Maple Sugar Season Is Here

I’m going to admit something that could earn me the scorn of my neighbors here in upstate New York: I grew up putting Aunt Jemima on my pancakes. In maple syrup country, that’s akin to putting Velveeta on pizza in Naples. But I promise I’ll never do it again.

It’s maple sugaring season, those few short weeks each year when the nights are cold enough and the days warm enough to make the maple sap flow. Old-timers collect it in metal buckets, which is far more picturesque but less efficient than the modern method of connecting tapped trees by plastic tubing to a single collection source.

In the interest of increasing my maple IQ, last weekend I visited Up Yonda Farm, an environmental educational center in Bolton Landing, New York, for a tour of its small maple syrup operation.

Angela, the guide, told us that the only places on the planet that can produce maple syrup are the eastern provinces of Canada (especially Quebec) and the northeastern United States. The vast majority of the world’s maple syrup comes from Canada. In the United States, Vermont is number one in syrup production, with Maine or New York usually coming in a distant second.
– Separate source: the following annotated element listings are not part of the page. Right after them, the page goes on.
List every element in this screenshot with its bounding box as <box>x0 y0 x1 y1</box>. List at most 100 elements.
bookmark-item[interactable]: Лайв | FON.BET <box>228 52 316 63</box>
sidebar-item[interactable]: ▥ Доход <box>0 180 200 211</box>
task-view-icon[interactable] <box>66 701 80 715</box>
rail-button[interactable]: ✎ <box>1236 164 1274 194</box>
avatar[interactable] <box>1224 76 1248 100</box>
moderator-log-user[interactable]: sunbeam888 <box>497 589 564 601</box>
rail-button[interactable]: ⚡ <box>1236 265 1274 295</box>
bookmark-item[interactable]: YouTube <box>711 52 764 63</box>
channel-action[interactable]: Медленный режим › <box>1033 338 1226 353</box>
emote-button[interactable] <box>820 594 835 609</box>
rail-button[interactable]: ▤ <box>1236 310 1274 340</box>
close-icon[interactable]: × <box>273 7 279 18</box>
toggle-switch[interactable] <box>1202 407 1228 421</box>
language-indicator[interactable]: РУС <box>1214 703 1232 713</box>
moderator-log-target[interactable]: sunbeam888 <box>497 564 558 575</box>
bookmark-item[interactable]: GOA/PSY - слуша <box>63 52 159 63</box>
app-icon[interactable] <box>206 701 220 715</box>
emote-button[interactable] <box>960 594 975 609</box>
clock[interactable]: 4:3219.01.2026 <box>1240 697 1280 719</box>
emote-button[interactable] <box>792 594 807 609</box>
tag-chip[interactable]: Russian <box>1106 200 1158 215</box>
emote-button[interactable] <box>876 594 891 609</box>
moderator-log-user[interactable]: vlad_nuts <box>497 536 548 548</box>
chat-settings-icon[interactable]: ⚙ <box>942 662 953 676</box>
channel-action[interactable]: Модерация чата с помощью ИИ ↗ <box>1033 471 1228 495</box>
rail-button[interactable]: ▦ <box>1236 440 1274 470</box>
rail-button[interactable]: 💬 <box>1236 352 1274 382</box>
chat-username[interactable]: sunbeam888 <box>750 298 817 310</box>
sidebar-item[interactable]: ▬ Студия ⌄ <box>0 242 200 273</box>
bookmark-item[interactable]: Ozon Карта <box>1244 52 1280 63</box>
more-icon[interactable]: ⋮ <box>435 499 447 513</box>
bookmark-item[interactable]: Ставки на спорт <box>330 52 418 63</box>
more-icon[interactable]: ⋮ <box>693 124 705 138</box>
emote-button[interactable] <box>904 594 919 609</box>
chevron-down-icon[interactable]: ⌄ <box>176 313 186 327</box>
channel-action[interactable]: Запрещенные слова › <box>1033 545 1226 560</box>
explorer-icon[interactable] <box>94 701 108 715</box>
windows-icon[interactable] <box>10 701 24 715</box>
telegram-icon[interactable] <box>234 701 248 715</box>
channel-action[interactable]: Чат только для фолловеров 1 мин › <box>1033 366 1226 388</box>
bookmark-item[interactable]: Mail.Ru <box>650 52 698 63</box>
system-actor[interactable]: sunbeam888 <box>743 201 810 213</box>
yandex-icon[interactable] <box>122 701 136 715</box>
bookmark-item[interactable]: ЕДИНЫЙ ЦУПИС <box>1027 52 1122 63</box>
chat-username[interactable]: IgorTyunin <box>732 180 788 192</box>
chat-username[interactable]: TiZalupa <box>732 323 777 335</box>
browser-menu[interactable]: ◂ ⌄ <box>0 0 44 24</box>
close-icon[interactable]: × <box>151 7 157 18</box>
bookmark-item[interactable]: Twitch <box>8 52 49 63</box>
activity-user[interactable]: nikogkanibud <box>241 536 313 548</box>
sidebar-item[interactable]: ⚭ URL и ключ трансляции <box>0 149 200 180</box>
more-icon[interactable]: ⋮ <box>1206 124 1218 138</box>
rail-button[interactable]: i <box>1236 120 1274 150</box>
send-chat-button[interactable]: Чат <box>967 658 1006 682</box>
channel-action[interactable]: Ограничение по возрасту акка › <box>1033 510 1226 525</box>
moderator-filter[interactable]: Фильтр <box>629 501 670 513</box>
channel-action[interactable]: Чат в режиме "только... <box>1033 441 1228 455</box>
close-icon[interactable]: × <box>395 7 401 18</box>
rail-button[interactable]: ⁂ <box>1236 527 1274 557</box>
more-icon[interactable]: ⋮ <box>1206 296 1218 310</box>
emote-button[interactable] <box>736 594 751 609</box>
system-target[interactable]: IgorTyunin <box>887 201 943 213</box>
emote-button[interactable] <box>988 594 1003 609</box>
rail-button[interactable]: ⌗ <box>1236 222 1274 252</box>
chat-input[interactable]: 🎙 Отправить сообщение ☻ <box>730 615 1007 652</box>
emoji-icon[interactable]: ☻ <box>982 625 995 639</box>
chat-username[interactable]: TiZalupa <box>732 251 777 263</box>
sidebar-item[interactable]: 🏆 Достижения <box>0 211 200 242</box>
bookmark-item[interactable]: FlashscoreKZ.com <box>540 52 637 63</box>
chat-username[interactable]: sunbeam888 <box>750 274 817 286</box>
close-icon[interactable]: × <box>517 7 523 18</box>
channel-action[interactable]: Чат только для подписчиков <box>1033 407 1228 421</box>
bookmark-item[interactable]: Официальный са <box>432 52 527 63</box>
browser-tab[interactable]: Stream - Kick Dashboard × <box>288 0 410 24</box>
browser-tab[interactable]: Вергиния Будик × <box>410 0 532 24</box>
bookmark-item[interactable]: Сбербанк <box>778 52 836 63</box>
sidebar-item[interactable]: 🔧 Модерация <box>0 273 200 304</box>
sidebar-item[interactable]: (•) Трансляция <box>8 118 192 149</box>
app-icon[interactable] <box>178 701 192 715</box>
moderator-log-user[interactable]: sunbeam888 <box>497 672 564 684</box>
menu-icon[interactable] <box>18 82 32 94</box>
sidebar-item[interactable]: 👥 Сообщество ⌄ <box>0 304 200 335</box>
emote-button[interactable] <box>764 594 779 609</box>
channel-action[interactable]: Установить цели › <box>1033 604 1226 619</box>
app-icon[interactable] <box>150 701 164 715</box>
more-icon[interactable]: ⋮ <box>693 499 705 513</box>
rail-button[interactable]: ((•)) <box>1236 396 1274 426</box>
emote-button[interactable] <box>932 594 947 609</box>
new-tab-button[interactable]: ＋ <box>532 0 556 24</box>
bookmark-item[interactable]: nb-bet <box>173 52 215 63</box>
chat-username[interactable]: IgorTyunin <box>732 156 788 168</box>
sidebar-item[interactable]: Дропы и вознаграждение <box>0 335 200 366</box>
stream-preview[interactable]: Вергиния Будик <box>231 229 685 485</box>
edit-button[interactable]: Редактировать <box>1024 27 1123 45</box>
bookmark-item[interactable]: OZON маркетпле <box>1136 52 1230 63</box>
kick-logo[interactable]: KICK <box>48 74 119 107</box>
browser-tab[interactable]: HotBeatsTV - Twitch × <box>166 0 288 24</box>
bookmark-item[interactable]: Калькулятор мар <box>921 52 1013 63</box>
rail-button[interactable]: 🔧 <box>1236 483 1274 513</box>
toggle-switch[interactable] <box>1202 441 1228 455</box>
Sugar maples have the highest sugar concentration in their sap, though a couple other species of maple can also be used to make syrup.

The Algonquin Indians were the first people known to turn maple sap into syrup, long before Europeans were introduced to it. There are several theories about how they discovered it. The first, and least plausible, is that a Native American chief pulled his tomahawk out of a tree. A container that happened to be at the base of the tree collected the sap that trickled out, and the chief's wife mistook it for water. She boiled dinner in it, resulting in deliciously sweet meat. Other, more likely, theories are that the Native Americans observed animals licking the sap, or that they tasted sap icicles (freezing, like boiling, concentrates the sugars). However they discovered it, Native Americans made syrup by putting heated rocks in the sap, a slow process that evaporated the extra water without burning the sugars.

To tap a maple tree, a small hole is drilled about two inches into the tree trunk and a metal or plastic tap is inserted. I tasted a drop of the sap that was trickling from a spout at Up Yonda, and I was surprised that it was indistinguishable from water.

Once the sap has been collected, it’s filtered and boiled in an evaporator. Some large producers use reverse osmosis to remove some of the water from the sap before it goes into the evaporator, which saves time and energy but which purists believe produces inferior syrup. It takes about 40 gallons of sap to produce one gallon of syrup. The syrup can be further evaporated to make maple cream or maple sugar.

Since I’ve lived in New York, I’ve tasted maple candy, maple cotton candy and maple milkshakes. I've yet to try maple syrup pie, the ultra-sweet Quebec specialty.

If all this sweet talk is making your mouth water, beware: Bloomberg is reporting that demand for real maple syrup is pushing prices though the roof and prompting Vermont restaurants to ration. The culprit: Beyonce Knowles and her maple syrup cleansing diet.

Undeterred? First, you might want to check out this important scientific research: a British scientist has worked out the formula for the perfect pancake.